ONC: Most hospitals offer patients access to their electronic records

EHR patient

Photo credit: Getty/pandpstock001

There has been a “significant” increase in the percentage of hospitals that provide patients with the ability to view, download and/or transmit data in their electronic health records, according to statistics shared this week by the Office of the National Coordinator for Health IT.

The rate of U.S. nonfederal acute care hospitals that enable a patient to view his/her records has jumped from 24 percent in 2012 to 95 percent in 2015, a new data brief reveals. The percentage of hospitals that enable patients to view, download and transmit grew almost seven-fold between 2013 and 2015, from 10 percent to 69 percent. Moreover, in 2013 no states had 40 percent or more of their hospitals providing view, download and transmit capability; by 2015, all states boasted 40 percent or more of their hospitals doing so.

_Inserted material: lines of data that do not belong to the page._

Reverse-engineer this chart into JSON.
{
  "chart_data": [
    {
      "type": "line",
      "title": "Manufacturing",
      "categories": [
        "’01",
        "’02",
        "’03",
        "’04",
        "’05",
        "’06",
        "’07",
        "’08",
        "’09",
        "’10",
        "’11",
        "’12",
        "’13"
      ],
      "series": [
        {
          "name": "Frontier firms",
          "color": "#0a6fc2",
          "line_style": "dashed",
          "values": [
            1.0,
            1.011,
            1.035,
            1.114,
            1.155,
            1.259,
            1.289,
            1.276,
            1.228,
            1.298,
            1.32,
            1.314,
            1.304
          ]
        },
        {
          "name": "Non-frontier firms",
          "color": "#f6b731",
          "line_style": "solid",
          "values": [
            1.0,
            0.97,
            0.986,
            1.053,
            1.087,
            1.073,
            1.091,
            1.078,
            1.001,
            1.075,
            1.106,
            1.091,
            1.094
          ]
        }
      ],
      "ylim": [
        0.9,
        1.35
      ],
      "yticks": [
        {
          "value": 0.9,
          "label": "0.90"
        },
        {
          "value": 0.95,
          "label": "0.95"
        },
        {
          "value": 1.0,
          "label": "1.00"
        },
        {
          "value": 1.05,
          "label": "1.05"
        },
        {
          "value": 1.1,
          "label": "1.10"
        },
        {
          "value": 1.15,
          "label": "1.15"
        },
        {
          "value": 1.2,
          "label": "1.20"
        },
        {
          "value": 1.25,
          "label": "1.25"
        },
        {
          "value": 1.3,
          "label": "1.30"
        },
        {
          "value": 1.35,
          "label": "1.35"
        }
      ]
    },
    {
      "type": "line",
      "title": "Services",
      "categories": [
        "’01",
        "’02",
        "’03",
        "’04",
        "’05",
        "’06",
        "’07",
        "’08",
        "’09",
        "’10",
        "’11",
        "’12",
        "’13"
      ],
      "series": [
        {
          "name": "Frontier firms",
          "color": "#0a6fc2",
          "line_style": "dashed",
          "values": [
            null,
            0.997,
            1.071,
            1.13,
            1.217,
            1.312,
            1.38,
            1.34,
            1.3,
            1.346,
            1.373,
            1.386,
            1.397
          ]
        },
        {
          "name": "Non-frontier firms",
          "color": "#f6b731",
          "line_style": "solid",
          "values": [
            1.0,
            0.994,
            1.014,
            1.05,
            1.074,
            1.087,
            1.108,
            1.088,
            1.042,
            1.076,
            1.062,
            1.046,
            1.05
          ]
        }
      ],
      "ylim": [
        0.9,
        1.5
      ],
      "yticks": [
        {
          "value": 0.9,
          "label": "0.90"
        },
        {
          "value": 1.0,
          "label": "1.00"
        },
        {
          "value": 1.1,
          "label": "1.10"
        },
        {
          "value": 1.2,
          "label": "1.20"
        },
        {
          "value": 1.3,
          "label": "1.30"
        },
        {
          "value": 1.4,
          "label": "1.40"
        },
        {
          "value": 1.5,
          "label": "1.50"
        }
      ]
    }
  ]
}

The number and variety of other patient engagement functionalities also continues to rise.  For example, the percentage of patients who could submit patient-generated data increased from 13 percent in 2013 to 37 percent in 2015. The percentage who could pay their bills electronically rose from 55 percent in 2013 to 74 percent in 2015.

However, small, medium and critical access hospitals still lagged behind large hospitals in their ability to provide these features.

In a related blog post, Talisha Searcy, director of research and evaluation for ONC’s office of planning, evaluation and analysis, and Lana Moriarty, director, office of consumer eHealth for ONC’s office of programs and engagement, noted that these were “dramatic” increases and part of a greater effort to enable the rights of individuals to get and use their information. They also pointed out recent guidance shared by the Department of Health and Human Services Office for Civil Rights and other initiatives to increase this patient engagement.

“ONC continues to work with health IT developers, individuals, and clinicians alike to keep the momentum going when it comes to patient access to health information where and when it is needed most,” Searcy and Moriarty said.